Beirut (AsiaNews/Agencies) – Tens of thousands of Muslims, from Pakistan to Lebanon via the Palestinian Territories, took to the streets yesterday at the end of Friday prayers to protest against France and its president, Emmanuel Macron.
This represents the latest chapter in a confrontation over freedom of thought and the right to satire between the French leader and Islamic hard-line extremists and their political backers, first of all Turkish president Recep Tayyip Erdoğan.
The conflict restarted after satirical magazine Charlie Hebdo republished its controversial Muhammad cartoons. The trail of blood left by their publication got longer recently with the beheading of history teacher Samuel Paty and the killing of three people at Nice cathedral on Thursday.
In Lebanon, hundreds of people took to the streets in Beirut, marching on the Palais des Pins, the official residence of the French ambassador.
Riot police and members of the security forces blocked the road and set up a perimeter around the diplomatic mission.
Waving black and white flags with Islamist insignia, Sunni Islamist activists shouted: "At your service, oh prophet of God." Some slung stones at police who responded with tear gas.
In Jerusalem, hundreds of Palestinians protested against Macron outside Al-Aqsa mosque, Islam’s third holiest site, chanting “With our souls and with our blood we sacrifice for our prophet, Mohammad.”
Clashes broke out in Jerusalem’s Old City, resulting in some arrests. In the Gaza Strip, Hamas organised anti-French protests outside local mosques.
Iran’s supreme leader Ayatollah Ali Khamenei attacked the French president, calling Macron’s defence of the controversial cartoons a "stupid act" and an "insult" to those who voted for him.
In Pakistan's capital Islamabad, protests turned violent as some 2,000 people tried to march toward the French Embassy but were pushed back by police firing tear gas and beating protesters with batons.

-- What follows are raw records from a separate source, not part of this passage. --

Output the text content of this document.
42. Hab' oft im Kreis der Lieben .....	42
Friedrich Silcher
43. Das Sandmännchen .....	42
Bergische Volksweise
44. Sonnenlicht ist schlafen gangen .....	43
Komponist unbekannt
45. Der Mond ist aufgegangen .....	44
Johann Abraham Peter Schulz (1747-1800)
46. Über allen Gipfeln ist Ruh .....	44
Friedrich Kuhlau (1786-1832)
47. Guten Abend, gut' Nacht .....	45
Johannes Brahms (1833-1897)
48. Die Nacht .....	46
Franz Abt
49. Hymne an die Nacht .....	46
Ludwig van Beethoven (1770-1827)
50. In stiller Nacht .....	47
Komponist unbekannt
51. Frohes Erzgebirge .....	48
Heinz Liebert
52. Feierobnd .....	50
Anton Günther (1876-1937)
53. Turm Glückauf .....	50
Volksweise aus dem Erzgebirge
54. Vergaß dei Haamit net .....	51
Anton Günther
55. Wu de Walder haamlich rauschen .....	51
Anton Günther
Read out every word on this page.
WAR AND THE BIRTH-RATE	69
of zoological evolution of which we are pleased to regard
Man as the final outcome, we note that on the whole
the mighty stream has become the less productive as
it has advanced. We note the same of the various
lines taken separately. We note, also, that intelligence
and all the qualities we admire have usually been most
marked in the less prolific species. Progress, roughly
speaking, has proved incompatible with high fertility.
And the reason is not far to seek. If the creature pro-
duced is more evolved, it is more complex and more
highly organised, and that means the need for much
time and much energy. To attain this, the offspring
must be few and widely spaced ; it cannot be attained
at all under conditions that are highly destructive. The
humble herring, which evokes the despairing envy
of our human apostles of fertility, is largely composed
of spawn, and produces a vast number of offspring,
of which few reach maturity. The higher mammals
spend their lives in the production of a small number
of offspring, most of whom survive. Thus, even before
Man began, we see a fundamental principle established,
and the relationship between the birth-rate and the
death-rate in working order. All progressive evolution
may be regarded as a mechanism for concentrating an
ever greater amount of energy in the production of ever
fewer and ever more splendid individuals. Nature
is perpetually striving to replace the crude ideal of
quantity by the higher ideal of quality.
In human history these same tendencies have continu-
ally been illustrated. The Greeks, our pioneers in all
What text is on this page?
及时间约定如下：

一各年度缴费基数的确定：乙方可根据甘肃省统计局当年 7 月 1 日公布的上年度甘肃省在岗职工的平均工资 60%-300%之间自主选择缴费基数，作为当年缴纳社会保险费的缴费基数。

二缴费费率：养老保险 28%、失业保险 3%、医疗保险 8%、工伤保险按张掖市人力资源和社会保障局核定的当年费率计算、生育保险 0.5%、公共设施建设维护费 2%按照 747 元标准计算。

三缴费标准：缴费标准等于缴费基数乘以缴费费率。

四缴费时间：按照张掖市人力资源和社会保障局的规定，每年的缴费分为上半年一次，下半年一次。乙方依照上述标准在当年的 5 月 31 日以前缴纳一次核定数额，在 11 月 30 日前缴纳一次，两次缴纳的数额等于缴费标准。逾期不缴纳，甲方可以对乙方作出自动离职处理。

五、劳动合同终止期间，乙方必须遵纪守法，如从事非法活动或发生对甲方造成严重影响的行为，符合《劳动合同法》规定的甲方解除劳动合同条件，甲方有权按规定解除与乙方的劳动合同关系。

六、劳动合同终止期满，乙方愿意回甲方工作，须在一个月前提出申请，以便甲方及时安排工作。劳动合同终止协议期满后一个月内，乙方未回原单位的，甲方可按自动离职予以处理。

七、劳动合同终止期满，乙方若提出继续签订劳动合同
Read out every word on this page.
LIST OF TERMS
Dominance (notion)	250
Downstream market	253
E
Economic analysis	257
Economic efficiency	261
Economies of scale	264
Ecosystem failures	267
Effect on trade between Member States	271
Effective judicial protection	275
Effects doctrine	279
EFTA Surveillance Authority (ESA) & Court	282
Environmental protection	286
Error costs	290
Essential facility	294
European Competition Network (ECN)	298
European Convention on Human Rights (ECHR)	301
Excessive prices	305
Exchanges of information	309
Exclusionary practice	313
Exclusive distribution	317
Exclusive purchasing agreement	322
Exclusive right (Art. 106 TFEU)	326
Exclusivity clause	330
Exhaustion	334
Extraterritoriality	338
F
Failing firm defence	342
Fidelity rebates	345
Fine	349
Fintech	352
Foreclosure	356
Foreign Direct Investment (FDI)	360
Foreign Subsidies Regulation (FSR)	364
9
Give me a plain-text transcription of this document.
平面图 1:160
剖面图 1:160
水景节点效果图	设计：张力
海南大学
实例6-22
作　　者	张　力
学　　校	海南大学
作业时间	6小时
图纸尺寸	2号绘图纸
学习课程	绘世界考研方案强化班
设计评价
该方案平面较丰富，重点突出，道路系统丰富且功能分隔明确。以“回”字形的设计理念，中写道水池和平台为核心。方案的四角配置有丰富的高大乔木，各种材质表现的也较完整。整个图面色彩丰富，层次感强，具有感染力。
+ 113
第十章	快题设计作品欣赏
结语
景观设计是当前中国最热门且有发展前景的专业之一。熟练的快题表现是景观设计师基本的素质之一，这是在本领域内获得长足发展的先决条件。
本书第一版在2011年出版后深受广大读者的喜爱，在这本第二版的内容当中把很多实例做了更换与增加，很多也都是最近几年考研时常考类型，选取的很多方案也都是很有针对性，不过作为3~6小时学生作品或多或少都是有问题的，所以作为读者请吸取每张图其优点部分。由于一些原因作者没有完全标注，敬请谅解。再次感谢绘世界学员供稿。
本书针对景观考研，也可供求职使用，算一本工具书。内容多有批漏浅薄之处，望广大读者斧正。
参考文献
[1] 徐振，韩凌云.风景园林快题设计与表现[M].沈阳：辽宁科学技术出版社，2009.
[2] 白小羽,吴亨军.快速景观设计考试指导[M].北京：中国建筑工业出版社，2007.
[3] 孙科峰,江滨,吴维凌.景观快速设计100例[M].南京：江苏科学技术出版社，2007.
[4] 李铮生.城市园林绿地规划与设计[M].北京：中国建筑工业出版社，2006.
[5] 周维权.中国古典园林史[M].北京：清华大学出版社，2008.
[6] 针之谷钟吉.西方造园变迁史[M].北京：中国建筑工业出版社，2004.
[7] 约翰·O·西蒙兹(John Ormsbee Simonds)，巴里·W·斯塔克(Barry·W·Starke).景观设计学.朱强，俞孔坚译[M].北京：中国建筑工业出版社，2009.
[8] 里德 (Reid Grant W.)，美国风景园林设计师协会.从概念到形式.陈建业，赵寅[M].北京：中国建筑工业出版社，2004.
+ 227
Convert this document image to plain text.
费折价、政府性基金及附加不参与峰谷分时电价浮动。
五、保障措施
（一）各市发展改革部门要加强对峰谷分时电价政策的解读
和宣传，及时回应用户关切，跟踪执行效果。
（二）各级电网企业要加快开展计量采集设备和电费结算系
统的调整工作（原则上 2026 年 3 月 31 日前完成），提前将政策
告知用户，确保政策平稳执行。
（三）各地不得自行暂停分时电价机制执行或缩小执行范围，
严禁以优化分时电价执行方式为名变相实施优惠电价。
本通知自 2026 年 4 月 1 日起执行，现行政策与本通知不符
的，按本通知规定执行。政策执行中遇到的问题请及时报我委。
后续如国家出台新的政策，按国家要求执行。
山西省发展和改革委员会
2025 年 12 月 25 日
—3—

Several people were injured.
In Pakistan's eastern city of Lahore, some 10,000 followers of the radical Islamic Tehreek-e-Labbaik party celebrating the Mawlid, the birthday of the Prophet Muhammad, took to the streets, chanting anti-France slogans.
A local religious leader shouted "There is only punishment for blasphemy" and the crowd responded by shouting "beheading, beheading". In Multan, demonstrators burnt Macron in effigy, calling on Pakistan to cut ties with France and boycott French goods.
Cries of "Death to France" rang out in Afghanistan's capital of Kabul and several other provinces. Protesters called for the French embassy to be shut down, French imports be stopped and French citizens not allowed into the country.
One of the few conciliatory voices came from Egypt where the Religious Affairs Minister, in a sermon broadcast yesterday on state television, denounced all forms of violent response to the publication of the Muhammed cartoons.
"Love of the prophet cannot be expressed by killing, sabotaging or responding to evil with evil," said Mohamed Mokhtar Gomaa, addressing dozens of worshippers at a mosque in Egypt's Delta province of Daqahleya.